If you’re experiencing Achilles tendonitis, your first step should be to check with your physical therapist or another medical professional. They’ll be able to give you specific recovery exercises that you’ll be required to complete over a certain amount of time.
This will help you gain back your strength without making the injury worse. Here are a couple of strengthening exercises you may be given (Source):
This exercise can be done in three sets of 10-15 reps, completed twice daily.
- Stand with your feet shoulder width apart with your hands resting on a counter.
- Keep your knees straight and lift both heels as you raise up onto your first two toes.
- Lift your unaffected foot off the ground and slowly lower your standing foot.
This exercise is more advanced and can be done in three or four sets of three repetitions completed three times per week. It requires the use of an exercise machine that you can find in most commercial gyms or at your physical therapist’s office.
- Sit in the seated calf raise machine with both feet on the plate and the resistance pad over your knees.
- Choose a resistance level that is comfortable enough to complete up to 15 repetitions.
- Rise onto your toes of both feet over the course of three seconds.
- Slowly lower your heels back to the foot plate over the course of three seconds.
In addition to these physical therapy exercises, you may be able to incorporate cardiovascular training.
Generally speaking, cycling is considered a safe activity for your Achilles tendon because it is a low-impact sport.
The same goes for swimming, which can be a great option for those dealing with discomfort in their Achilles tendon.
Running should typically be avoided by anyone recovering from an Achilles tendon injury as it puts a lot of stress on the calf and ankle.
Should I Stretch a Sore Achilles?
Stretching can be a great way to relieve some pain and discomfort of your Achilles tendon. Even if you aren’t experiencing soreness, this can be a useful area to stretch. You should aim to stretch this tendon regularly and carefully in order to improve your recovery time and not worsen the injury. Here are a few tips to keep in mind (Source):
- Move slowly. You’ll want to take your time when stretching your Achilles tendon in order to limit the risk of further injury or pain.

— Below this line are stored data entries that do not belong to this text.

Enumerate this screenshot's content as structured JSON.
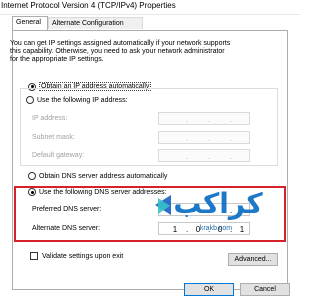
{
  "window": {
    "title": "Internet Protocol Version 4 (TCP/IPv4) Properties"
  },
  "tabs": [
    {
      "label": "General",
      "active": true
    },
    {
      "label": "Alternate Configuration",
      "active": false
    }
  ],
  "description": [
    "You can get IP settings assigned automatically if your network supports",
    "this capability. Otherwise, you need to ask your network administrator",
    "for the appropriate IP settings."
  ],
  "ip_section": {
    "auto_label": "Obtain an IP address automatically",
    "manual_label": "Use the following IP address:",
    "selected": "auto",
    "fields": [
      {
        "label": "IP address:",
        "value": ". . ."
      },
      {
        "label": "Subnet mask:",
        "value": ". . ."
      },
      {
        "label": "Default gateway:",
        "value": ". . ."
      }
    ]
  },
  "dns_section": {
    "auto_label": "Obtain DNS server address automatically",
    "manual_label": "Use the following DNS server addresses:",
    "selected": "manual",
    "preferred": {
      "label": "Preferred DNS server:",
      "octets": [
        "",
        "",
        "",
        ""
      ]
    },
    "alternate": {
      "label": "Alternate DNS server:",
      "octets": [
        "1",
        "0",
        "0",
        "1"
      ]
    }
  },
  "validate_label": "Validate settings upon exit",
  "buttons": {
    "advanced": "Advanced...",
    "ok": "OK",
    "cancel": "Cancel"
  },
  "watermark": {
    "text": "كراكب",
    "sub": "krakb.com"
  },
  "colors": {
    "highlight": "#d6212b",
    "accent": "#0078d7",
    "watermark": "#1e78c8"
  }
}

- Keep your heel down. When performing a calf stretch, be sure to keep your heel anchored to the ground. If you lift your heel, your tendon won’t be able to fully stretch.
- Don’t bounce. Your movements should be slow and relaxed. Sudden movements or changing positions can exacerbate the pain in your Achilles.
- Stop if it hurts. Do not try to “push through the pain.” Relax into the stretch once you feel minor discomfort, but don’t continue beyond that.
How Long Does Achilles Tendonitis Take to Heal?
While it ultimately depends on the severity of your injury, you can expect Achilles tendonitis to take two to three months to fully heal. Fortunately, this injury can often be treated without having to undergo surgery, but the recovery process can take some time.
This is why it’s critical to catch the injury early. The sooner you notice the problem, the faster you can get to the recovery process.
Injuries don’t have to be an inevitable reality for athletes, but they can happen. If you begin to experience pain at any point in your training,
you should pause and take the time to examine it further. A lot of times you will be able to recover with enough rest, but some injuries will need to involve the guidance of a physical therapist.